Im Fokus des Streits um Sitzbänke stehen deren Nutzer. Foto: Archiv/Leif-Hendrik Piechowski

Die Fraktion von SÖS und Linken ruft zu einer Demonstration am Samstag auf: Sie will verhindern, dass an der Königstraße Bänke abgebaut werden, auf denen soziale Randgruppen sitzen.

Stuttgart - Der geplante Abbau von einigen Sitzbänken an der Königstraße, um die Präsenz sozialer Randgruppen einzudämmen, schlägt weiter hohe Wellen. Obwohl der Sozialausschuss den Plänen des Ordnungsamts zugestimmt hat, gibt es in sozialen Netzwerken und von Seiten der Fraktionsgemeinschaft SÖS/Linke-plus weitere Proteste. Diese sollen am Samstag um 11.30 Uhr in einer Demonstration gipfeln, die im vorderen Teil der Königstraße als große Sitzaktion im öffentlichen Raum stattfinden soll.

Schützend um die Sitzbänke aufstellen

Zu diesem Zweck planen SÖS/Linke-plus 30 orangene Stühle mitzubringen, um sie symbolisch schützend um die Sitzbänke aufzustellen, die teilweise ab- und weiter oben auf der Königstraße wieder aufgebaut werden sollen. „Wir rechnen mit 50 bis 100 Teilnehmern“, sagt der integrationspolitische Fraktionssprecher Luigi Pantisano.

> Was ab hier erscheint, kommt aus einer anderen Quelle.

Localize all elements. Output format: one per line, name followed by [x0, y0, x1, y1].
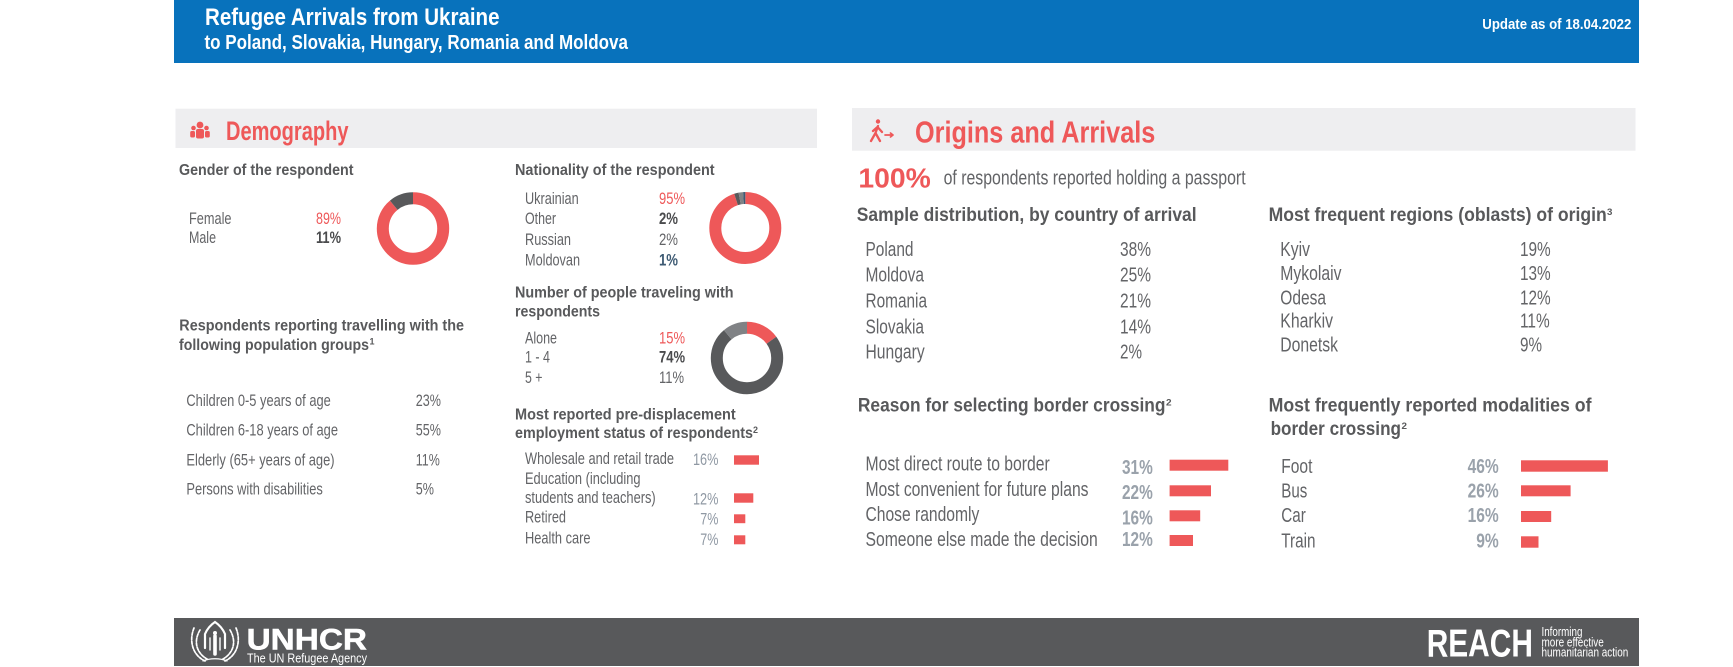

Obwohl ein Antrag der Fraktionsgemeinschaft abgelehnt wurde, die Bänke so zu belassen, wie sie sind, hofft diese dennoch, den Gemeinderat mit der Aktion noch umstimmen zu können. Denn: wie im Detail mit den Bänken verfahren wird, ist nicht Sache des Sozialausschusses, sondern wird vom Ausschuss für Umwelt und Technik entschieden.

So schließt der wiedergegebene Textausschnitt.